Die Gemäldegalerie beherbergt zahlreiche Hauptwerke der abendländischen Kunst, darunter Raffaels „Madonna im Grünen“, Vermeers „Malkunst“, die Infantinnen-Bilder von Velázquez, Meisterwerke von Rubens, Rembrandt, Dürer, Tizian und Tintoretto. Die Kunstkammer mit Objekten aus den einstigen Schatz- und Wunderkammern der Habsburger feierte im März 2013 ihre glanzvolle Wiedereröffnung. Die Sammlung zählt zu den bedeutendsten Kunstkammern der Welt und zeigt Pretiosen aus der Zeit des Mittelalters, der Renaissance und des Barock, darunter die berühmte Saliera von Benvenuto Cellini.

Das architektonische Spiegelbild des Kunsthistorischen Museums steht gleich gegenüber am Maria-Theresien-Platz. Eröffnet im Jahr 1889 ist das Naturhistorische Museum Wien mit etwa 30 Millionen Objekten eines der bedeutendsten Naturkundemuseen der Welt. Es führt auf eine Reise durch die Geschichte unserer Erde und die Vielfalt der Natur. Ob ein Besuch bei der Venus von Willendorf, ein Rundgang durch die prachtvollen 39 Schausäle, spannende Kinderführungen oder ein Blick vom Dach auf die Wiener Innenstadt: Das Naturhistorische Museum Wien bietet Überraschungen für große und kleine BesucherInnen.

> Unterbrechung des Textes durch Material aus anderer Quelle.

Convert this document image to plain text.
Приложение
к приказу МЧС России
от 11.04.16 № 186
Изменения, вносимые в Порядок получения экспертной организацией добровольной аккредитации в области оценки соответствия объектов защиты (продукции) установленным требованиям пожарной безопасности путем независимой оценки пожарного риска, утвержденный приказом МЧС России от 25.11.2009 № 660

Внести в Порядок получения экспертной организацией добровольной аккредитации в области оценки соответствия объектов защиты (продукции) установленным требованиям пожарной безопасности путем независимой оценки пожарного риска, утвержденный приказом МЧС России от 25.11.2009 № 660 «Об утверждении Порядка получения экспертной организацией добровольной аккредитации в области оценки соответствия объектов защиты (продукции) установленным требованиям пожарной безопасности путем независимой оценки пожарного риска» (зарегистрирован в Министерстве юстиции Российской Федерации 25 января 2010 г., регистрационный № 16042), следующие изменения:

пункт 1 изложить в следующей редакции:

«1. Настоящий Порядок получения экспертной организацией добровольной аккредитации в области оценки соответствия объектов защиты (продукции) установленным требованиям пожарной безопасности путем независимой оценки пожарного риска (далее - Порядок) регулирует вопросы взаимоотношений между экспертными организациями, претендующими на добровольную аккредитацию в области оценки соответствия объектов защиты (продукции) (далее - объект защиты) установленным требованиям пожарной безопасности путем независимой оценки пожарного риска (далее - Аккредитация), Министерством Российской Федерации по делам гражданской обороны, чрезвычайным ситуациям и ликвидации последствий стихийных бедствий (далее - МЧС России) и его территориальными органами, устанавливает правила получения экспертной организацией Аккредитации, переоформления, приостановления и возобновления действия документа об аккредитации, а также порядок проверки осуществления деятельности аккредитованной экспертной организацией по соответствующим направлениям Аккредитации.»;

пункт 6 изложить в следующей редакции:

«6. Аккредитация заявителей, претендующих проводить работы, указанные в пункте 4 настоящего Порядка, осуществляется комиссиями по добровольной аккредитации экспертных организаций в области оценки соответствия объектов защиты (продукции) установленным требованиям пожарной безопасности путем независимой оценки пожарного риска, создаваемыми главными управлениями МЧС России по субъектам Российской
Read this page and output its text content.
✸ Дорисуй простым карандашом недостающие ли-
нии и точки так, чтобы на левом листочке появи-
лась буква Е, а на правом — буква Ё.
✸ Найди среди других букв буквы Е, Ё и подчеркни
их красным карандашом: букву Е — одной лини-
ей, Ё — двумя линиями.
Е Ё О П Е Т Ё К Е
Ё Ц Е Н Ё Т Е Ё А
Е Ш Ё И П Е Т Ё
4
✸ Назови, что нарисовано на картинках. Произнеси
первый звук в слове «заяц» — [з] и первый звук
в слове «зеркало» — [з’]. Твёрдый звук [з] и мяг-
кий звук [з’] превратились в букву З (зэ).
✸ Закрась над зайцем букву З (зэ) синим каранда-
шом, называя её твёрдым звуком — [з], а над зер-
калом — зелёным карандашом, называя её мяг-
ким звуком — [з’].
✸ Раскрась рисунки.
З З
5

Der Sauriersaal wartet neben Skeletten und Überresten der gigantischen Urzeittiere mit einem lebensecht wirkenden Allosaurier auf, der sich bewegt und furchteinflößend brüllt. Der Mensch und seine Entwicklung stehen in den Anthropologie-Sälen im Fokus. Bei einer Morphing-Station verwandeln sich BesucherInnen in Frühmenschen und können ihr „altes Antlitz“ an Freunde mailen. Der Edelsteinsaal des Museums brilliert im wahrsten Sinne des Wortes mit dem 117 kg schweren Riesentopas und Maria Theresias Juwelenbouquet. Die größte und älteste Meteoritenschausammlung der Welt ist im Meteoritensaal zu bewundern. 1.100 Steine, die „vom Himmel gefallen sind“, sind dort zu sehen. Mithilfe eines Simulators kann ein gewaltiger Meteoriteneinschlag in 3D-Optik am Bildschirm inszeniert werden.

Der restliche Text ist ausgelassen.